The company was valued at $65 billion by Goldman Sachs, just few months ago and was cited be the world’s fourth-most valuable private startup at one point. But the details revealed prior to its initial public offer show that the company’s business model is unsustainable. With the company’s ability to access credit in future, dependent on it’s IPO, it is currently selling assets and has stopped signing fresh lease agreements.
The moot question here is, how did the company’s principal investor, Softbank, miss the red flags? WeWork had been losing money over the last nine years. The Japanese investor, as well as all other analysts had been shrugging aside the conflicts in WeWork’s business model, corporate governance issues and the mismatch in the value and term of leases signed for properties and the agreements entered into with users. WeWork is reported to have made losses of $690 million in the first half of this year alone. The answer, perhaps, lies in the current practice in start-up funding wherein investors continue to pump-in funds despite the companies recording losses over many years.

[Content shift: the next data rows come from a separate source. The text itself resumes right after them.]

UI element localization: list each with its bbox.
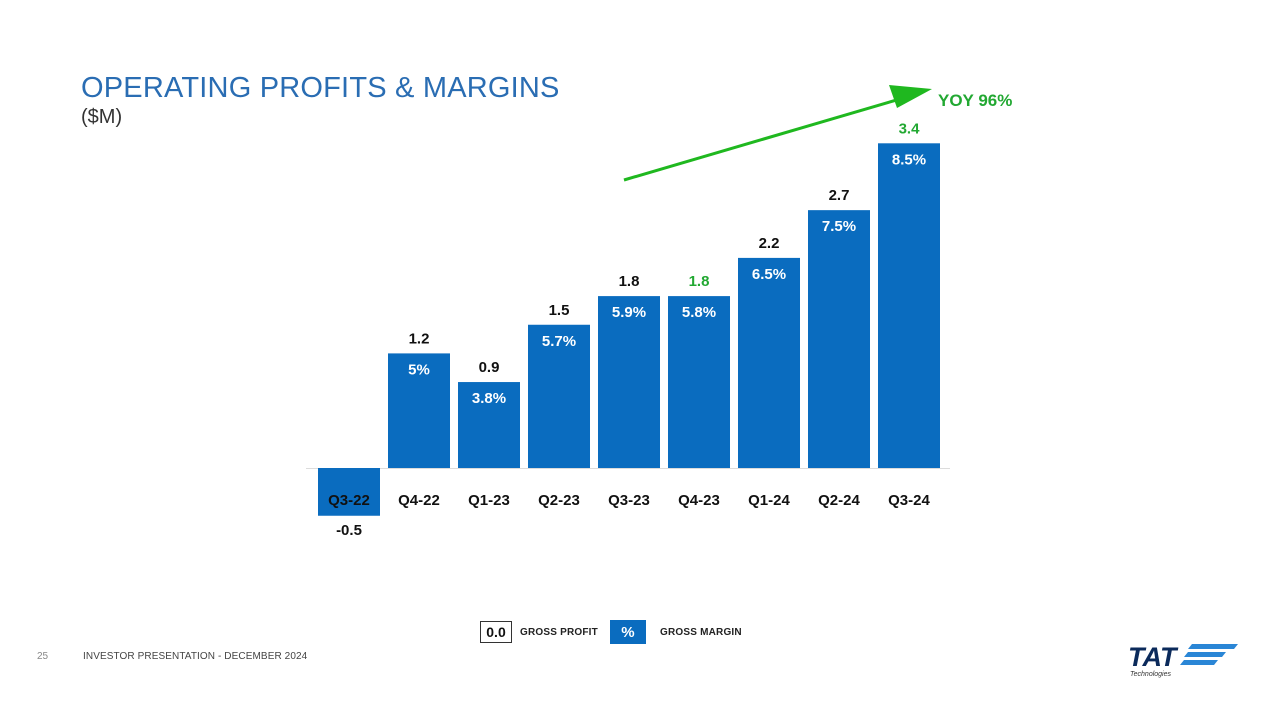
logo-tagline: Technologies <box>1130 671 1171 678</box>
bar-Q2-24 <box>808 210 870 468</box>
value-label-Q3-22: -0.5 <box>336 522 362 539</box>
margin-label-Q3-23: 5.9% <box>612 304 646 321</box>
bar-Q4-22 <box>388 353 450 468</box>
logo-stripe-2 <box>1184 652 1226 657</box>
margin-label-Q4-23: 5.8% <box>682 304 716 321</box>
value-label-Q1-24: 2.2 <box>759 235 780 252</box>
bar-Q4-23 <box>668 296 730 468</box>
legend-profit-label: GROSS PROFIT <box>520 626 598 638</box>
value-label-Q2-24: 2.7 <box>829 187 850 204</box>
category-label-Q3-22: Q3-22 <box>328 492 370 509</box>
bar-Q2-23 <box>528 324 590 468</box>
legend-margin-sample: % <box>609 620 646 644</box>
category-label-Q1-24: Q1-24 <box>748 492 790 509</box>
value-label-Q4-23: 1.8 <box>689 273 710 290</box>
category-label-Q2-23: Q2-23 <box>538 492 580 509</box>
legend-profit-sample: 0.0 <box>480 621 512 643</box>
bar-Q1-23 <box>458 382 520 468</box>
chart-legend: 0.0 GROSS PROFIT % GROSS MARGIN <box>480 620 742 644</box>
value-label-Q1-23: 0.9 <box>479 359 500 376</box>
logo-stripe-3 <box>1180 660 1218 665</box>
value-label-Q3-24: 3.4 <box>899 120 921 137</box>
bar-Q3-24 <box>878 143 940 469</box>
page-subtitle: ($M) <box>81 106 123 128</box>
category-label-Q2-24: Q2-24 <box>818 492 860 509</box>
legend-margin-label: GROSS MARGIN <box>659 626 742 638</box>
bar-Q3-23 <box>598 296 660 468</box>
value-label-Q2-23: 1.5 <box>549 302 570 319</box>
growth-arrow-line <box>623 97 901 182</box>
margin-label-Q4-22: 5% <box>408 361 430 378</box>
margin-label-Q1-24: 6.5% <box>752 266 786 283</box>
page-number: 25 <box>37 651 49 662</box>
category-label-Q3-23: Q3-23 <box>608 492 650 509</box>
category-label-Q4-23: Q4-23 <box>678 492 720 509</box>
bar-Q3-22 <box>318 468 380 516</box>
value-label-Q4-22: 1.2 <box>409 330 430 347</box>
category-label-Q4-22: Q4-22 <box>398 492 440 509</box>
value-label-Q3-23: 1.8 <box>619 273 640 290</box>
yoy-annotation: YOY 96% <box>938 91 1012 110</box>
footer-text: INVESTOR PRESENTATION - DECEMBER 2024 <box>83 651 308 662</box>
growth-arrow-head <box>889 85 932 108</box>
margin-label-Q1-23: 3.8% <box>472 390 506 407</box>
category-label-Q3-24: Q3-24 <box>888 492 930 509</box>
margin-label-Q3-24: 8.5% <box>892 151 926 168</box>
logo-stripe-1 <box>1188 644 1238 649</box>
category-label-Q1-23: Q1-23 <box>468 492 510 509</box>
margin-label-Q2-23: 5.7% <box>542 333 576 350</box>
logo-wordmark: TAT <box>1128 642 1179 672</box>
bar-Q1-24 <box>738 257 800 468</box>
margin-label-Q2-24: 7.5% <box>822 218 856 235</box>
page-title: OPERATING PROFITS & MARGINS <box>81 72 560 104</box>
tat-technologies-logo: TAT Technologies <box>1128 642 1238 678</box>
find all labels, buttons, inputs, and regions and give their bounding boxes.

In India too startups such as Paytm’s parent One97 Communications and Swiggy are recording large losses, even as private equity firms have been channeling funds in to them. Investors such as Softbank and Naspers are willing to continue investing in the companies as long as they continue to grow, in the hope that the ongoing cash-burning stage will help drive out competition, helping the business over the long-term.
But the WeWork episode should make investors take a closer look at the enterprises they invest in; their cash-flow and business models. After all private equity, venture capital and other funds have an obligation to their investors to show returns; which is not possible by throwing money at ventures with snazzy exteriors but quaky fundamentals.